Möldner decided upon a change of event in 2008, choosing to test her abilities in the 3000 m steeplechase. She won the German outdoor championships and achieved the Olympic qualifying time. She went on to represent Germany at the 2008 Summer Olympics and, although she did not pass the heats stage, her time of 9:29.86 was a German record. A month after, she won the bronze medal in the event at the 2008 DecaNation competition. The following year, her switch to the steeplechase began to produce results. She won her first continental gold medal at the 2009 European Team Championships with a time of 9:32.65. A win at the national championships meant she was selected for the German squad for the 2009 World Championships in Athletics. She reached the 3000 m steeplechase final, taking ninth place with 9:18.54 – improving her national record by a large margin.

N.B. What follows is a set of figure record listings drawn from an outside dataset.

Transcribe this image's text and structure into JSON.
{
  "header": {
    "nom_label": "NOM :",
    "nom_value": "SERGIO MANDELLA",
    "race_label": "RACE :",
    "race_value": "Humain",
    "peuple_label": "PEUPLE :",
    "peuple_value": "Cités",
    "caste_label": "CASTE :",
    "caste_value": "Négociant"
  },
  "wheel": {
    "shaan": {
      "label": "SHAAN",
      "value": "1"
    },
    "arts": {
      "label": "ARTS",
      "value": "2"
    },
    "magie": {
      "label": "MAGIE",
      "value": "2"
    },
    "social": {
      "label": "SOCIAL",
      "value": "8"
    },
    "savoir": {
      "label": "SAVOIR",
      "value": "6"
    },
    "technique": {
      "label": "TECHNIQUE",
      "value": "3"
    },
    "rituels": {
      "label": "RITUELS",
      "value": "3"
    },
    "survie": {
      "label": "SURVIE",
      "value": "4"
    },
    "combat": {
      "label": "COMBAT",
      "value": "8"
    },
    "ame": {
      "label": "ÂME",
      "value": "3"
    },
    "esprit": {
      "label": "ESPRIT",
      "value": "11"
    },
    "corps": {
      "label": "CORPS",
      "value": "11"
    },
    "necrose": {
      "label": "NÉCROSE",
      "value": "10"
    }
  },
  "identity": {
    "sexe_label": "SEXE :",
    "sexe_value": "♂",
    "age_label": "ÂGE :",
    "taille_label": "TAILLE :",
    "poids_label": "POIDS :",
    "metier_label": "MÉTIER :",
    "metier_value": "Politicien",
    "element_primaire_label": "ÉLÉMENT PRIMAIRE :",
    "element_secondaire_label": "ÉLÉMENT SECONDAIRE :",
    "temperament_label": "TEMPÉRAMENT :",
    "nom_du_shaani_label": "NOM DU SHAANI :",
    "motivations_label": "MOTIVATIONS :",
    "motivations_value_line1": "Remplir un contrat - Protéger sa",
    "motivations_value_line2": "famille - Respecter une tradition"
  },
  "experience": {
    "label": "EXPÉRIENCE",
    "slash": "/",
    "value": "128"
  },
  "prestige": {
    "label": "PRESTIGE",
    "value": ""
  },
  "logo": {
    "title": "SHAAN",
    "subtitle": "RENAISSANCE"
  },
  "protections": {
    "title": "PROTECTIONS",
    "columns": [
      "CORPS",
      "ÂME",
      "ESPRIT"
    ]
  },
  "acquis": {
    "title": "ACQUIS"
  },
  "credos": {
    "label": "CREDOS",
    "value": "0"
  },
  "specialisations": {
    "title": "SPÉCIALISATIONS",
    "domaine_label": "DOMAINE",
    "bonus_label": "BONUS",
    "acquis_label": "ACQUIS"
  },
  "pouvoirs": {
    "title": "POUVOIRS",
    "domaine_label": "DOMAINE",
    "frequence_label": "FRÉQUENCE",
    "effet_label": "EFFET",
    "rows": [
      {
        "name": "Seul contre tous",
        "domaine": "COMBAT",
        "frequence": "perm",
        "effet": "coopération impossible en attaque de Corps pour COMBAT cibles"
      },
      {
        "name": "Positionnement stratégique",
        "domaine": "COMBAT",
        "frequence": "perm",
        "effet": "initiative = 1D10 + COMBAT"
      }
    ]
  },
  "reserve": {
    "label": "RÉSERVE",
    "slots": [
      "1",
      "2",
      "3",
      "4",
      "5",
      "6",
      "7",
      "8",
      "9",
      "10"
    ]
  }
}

She was ruled out for the whole of the 2010 season after tests revealed that she had a lymphoid cell disorder. She had to undergo treatments and was removed from competing on her doctors' orders. She took part at the European Championship in Helsinki, and finished 7th in the Olympics in 2012. By 2014, she won the European Championship

==Personal bests==

| Track | Event | Time (min) | Venue | Date |
| Outdoor | 1500 m | 4:08.81 | Dessau, Germany | 27 May 2005 |
| 3000 m | 9:00.74 | Potsdam, Germany | 27 April 2005 |
| 2000 m steeplechase | 6:15.90 | Pliezhausen, Germany | 17 May 2009 |
| 3000 m steeplechase | 9:18.54 | Berlin, Germany | 17 August 2009 |
| Indoor | 1500 m | 4:10.83 | Madrid, Spain | 5 March 2005 |
| 2000 m | 5:47.66 | Leipzig, Germany | 12 February 2006 |
| 3000 m | 9:01.07 | Liévin, France | 5 March 2006 |

- All information taken from IAAF profile.